If you were to terminate your solicitor’s instructions and instruct another solicitor in the middle of the case, you would then become liable for your solicitor’s fees up to the point that you ended your CFA agreement. This is because you did not allow your solicitor the opportunity to conclude the case successfully to be able to recover their fees from the opponent.    

You would also be liable for your solicitor’s fees if the solicitor ends the agreement due to you not performing your obligations under the CFA agreement, such as not providing your solicitor with the information they require, or being dishonest about your claim. 

If your claim concludes unsuccessfully and you have been found to be fundamentally dishonest by the court, you will be liable for your solicitor’s legal fees. This is because your solicitor was only acting on a CFA on the presumption that you were making a valid honest claim.  

Your opponent’s legal costs 

If your case is unsuccessful, you may become liable to pay your opponent’s costs if you have been found to be fundamentally dishonest about your case. You may also become liable if your case is struck out for not having any merit in the first place. 

If your opponent made an offer to settle your case which was only open until a certain date, and you rejected this offer, and you then lost your case at court, you could also be liable to pay the opponent’s costs from the last date that you could have accepted the offer. This is because the opponent would have incurred costs carrying out extra work to take the matter to trial. This extra work would have been avoided if you accepted their offer when you had the opportunity.  

In most cases your solicitor will advise you to obtain After the Event Insurance (ATE) at the outset of the case. As with your legal fees, you will not have to pay for this until the matter has concluded successfully and the cost will be deducted from your compensation. If you lose your case, you will not have to pay for the ATE. 

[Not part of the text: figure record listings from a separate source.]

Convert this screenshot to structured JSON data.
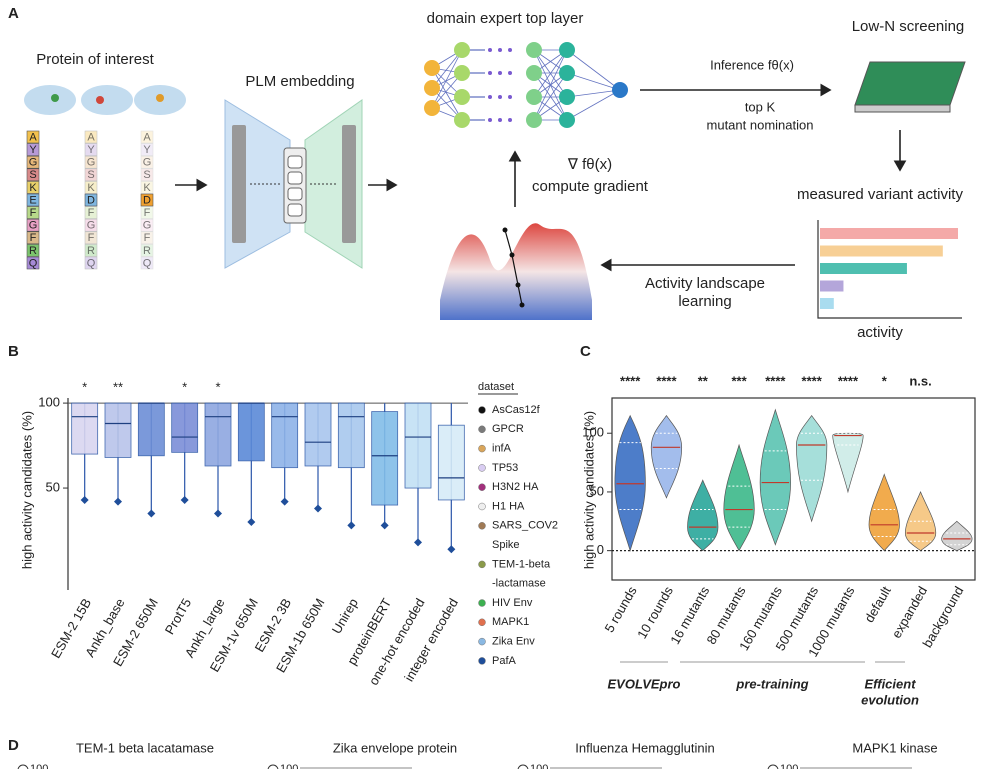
{
  "panel_a": {
    "label": "A",
    "protein_title": "Protein of interest",
    "sequences": [
      "AYGSKEFGFRQ",
      "AYGSKDFGFRQ",
      "AYGSKDFGFRQ"
    ],
    "plm_title": "PLM embedding",
    "network_title": "domain expert top layer",
    "inference": "Inference fθ(x)",
    "nomination": [
      "top K",
      "mutant nomination"
    ],
    "screening_title": "Low-N screening",
    "measured_title": "measured variant activity",
    "activity_label": "activity",
    "activity_bars": [
      100,
      89,
      63,
      17,
      10
    ],
    "activity_bar_colors": [
      "#f4a9a8",
      "#f7cf95",
      "#4fbfb0",
      "#b4a6da",
      "#a9dcef"
    ],
    "landscape": [
      "Activity landscape",
      "learning"
    ],
    "gradient": [
      "∇ fθ(x)",
      "compute gradient"
    ]
  },
  "chart_data": [
    {
      "type": "box",
      "label": "B",
      "ylabel": "high activity candidates (%)",
      "categories": [
        "ESM-2 15B",
        "Ankh_base",
        "ESM-2 650M",
        "ProtT5",
        "Ankh_large",
        "ESM-1v 650M",
        "ESM-2 3B",
        "ESM-1b 650M",
        "Unirep",
        "proteinBERT",
        "one-hot encoded",
        "integer encoded"
      ],
      "category_colors": [
        "#e0402a",
        "#222",
        "#222",
        "#222",
        "#222",
        "#222",
        "#222",
        "#222",
        "#222",
        "#222",
        "#222",
        "#222"
      ],
      "annotations": [
        "*",
        "**",
        null,
        "*",
        "*",
        null,
        null,
        null,
        null,
        null,
        null,
        null
      ],
      "annotation_colors": [
        "#e0402a",
        "#222",
        null,
        "#222",
        "#222",
        null,
        null,
        null,
        null,
        null,
        null,
        null
      ],
      "min": [
        43,
        42,
        35,
        43,
        35,
        30,
        42,
        38,
        28,
        28,
        18,
        14
      ],
      "q1": [
        70,
        68,
        69,
        71,
        63,
        66,
        62,
        63,
        62,
        40,
        50,
        43
      ],
      "median": [
        92,
        88,
        100,
        80,
        92,
        100,
        92,
        77,
        92,
        69,
        80,
        56
      ],
      "q3": [
        100,
        100,
        100,
        100,
        100,
        100,
        100,
        100,
        100,
        95,
        100,
        87
      ],
      "max": [
        100,
        100,
        100,
        100,
        100,
        100,
        100,
        100,
        100,
        100,
        100,
        100
      ],
      "box_colors": [
        "#d9d5f0",
        "#b9c4ea",
        "#6d8fd6",
        "#7c8ed8",
        "#8fa7e0",
        "#5c8ad8",
        "#8eb3e8",
        "#a9c6ee",
        "#a8c8ee",
        "#82bde8",
        "#c3e0f5",
        "#d6ecf8"
      ],
      "ylim": [
        -10,
        103
      ],
      "yticks": [
        50,
        100
      ],
      "legend": {
        "title": "dataset",
        "entries": [
          {
            "lines": [
              "AsCas12f"
            ],
            "color": "#111111"
          },
          {
            "lines": [
              "GPCR"
            ],
            "color": "#7a7a7a"
          },
          {
            "lines": [
              "infA"
            ],
            "color": "#d9a55a"
          },
          {
            "lines": [
              "TP53"
            ],
            "color": "#d9cdf2"
          },
          {
            "lines": [
              "H3N2 HA"
            ],
            "color": "#a2307c"
          },
          {
            "lines": [
              "H1 HA"
            ],
            "color": "#eeeeee"
          },
          {
            "lines": [
              "SARS_COV2",
              "Spike"
            ],
            "color": "#a07a55"
          },
          {
            "lines": [
              "TEM-1-beta",
              "-lactamase"
            ],
            "color": "#8a9a4a"
          },
          {
            "lines": [
              "HIV Env"
            ],
            "color": "#3cb050"
          },
          {
            "lines": [
              "MAPK1"
            ],
            "color": "#e0704e"
          },
          {
            "lines": [
              "Zika Env"
            ],
            "color": "#8ab8e2"
          },
          {
            "lines": [
              "PafA"
            ],
            "color": "#1f4e9a"
          }
        ]
      }
    },
    {
      "type": "violin",
      "label": "C",
      "ylabel": "high activity candidates (%)",
      "categories": [
        "5 rounds",
        "10 rounds",
        "16 mutants",
        "80 mutants",
        "160 mutants",
        "500 mutants",
        "1000 mutants",
        "default",
        "expanded",
        "background"
      ],
      "annotations": [
        "****",
        "****",
        "**",
        "***",
        "****",
        "****",
        "****",
        "*",
        "n.s.",
        null
      ],
      "colors": [
        "#3a6fc4",
        "#9ab6ea",
        "#2aa79b",
        "#3cb98a",
        "#5cc4b2",
        "#9ddcd6",
        "#cdece7",
        "#f0a33a",
        "#f6c47c",
        "#d0d0d0"
      ],
      "min": [
        0,
        45,
        0,
        0,
        5,
        25,
        50,
        0,
        0,
        0
      ],
      "q1": [
        35,
        70,
        10,
        20,
        35,
        60,
        90,
        12,
        8,
        5
      ],
      "median": [
        57,
        88,
        20,
        35,
        58,
        90,
        98,
        22,
        15,
        10
      ],
      "q3": [
        92,
        100,
        35,
        55,
        85,
        100,
        100,
        35,
        25,
        15
      ],
      "max": [
        115,
        115,
        60,
        90,
        120,
        115,
        100,
        65,
        50,
        25
      ],
      "ylim": [
        -25,
        130
      ],
      "yticks": [
        0,
        50,
        100
      ],
      "groups": [
        {
          "lines": [
            "EVOLVEpro"
          ]
        },
        {
          "lines": [
            "pre-training"
          ]
        },
        {
          "lines": [
            "Efficient",
            "evolution"
          ]
        }
      ]
    }
  ],
  "panel_d": {
    "label": "D",
    "panels": [
      {
        "title": "TEM-1 beta lacatamase",
        "ytick": "100"
      },
      {
        "title": "Zika envelope protein",
        "ytick": "100"
      },
      {
        "title": "Influenza Hemagglutinin",
        "ytick": "100"
      },
      {
        "title": "MAPK1 kinase",
        "ytick": "100"
      }
    ]
  }
}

This ATE cover will protect you from having to pay the opponent’s legal costs if you lose the case after rejecting the opponent’s settlement offer.  

Disbursements 

These are not included under the CFA agreement, so you are required to pay for these as and when they become necessary. In some cases, your solicitor may be able to defer payment of the disbursements until the conclusion of the case so that you do not have to pay for them up front. This will not be the case for court fees which are payable if your case goes to court. If your case is successful, your solicitor will claim the cost back from the opponent.   

The ATE will also cover the cost of disbursements if your case is unsuccessful. 

Summary 

So in a nutshell, as long as you are making an honest claim, you provide your solicitor with everything they need, and you have suitable ATE cover in place, you would not normally have to pay your solicitor fees, opponent’s costs, or disbursements if your case is unsuccessful.     

If your case is unsuccessful and you are found to have been fundamentally dishonest by the court, you could be liable to pay your solicitor fees, the opponent’s costs, and your disbursements. 

*This article is not legal advice but provides a general overview. The specific details of your case will determine the best course of action.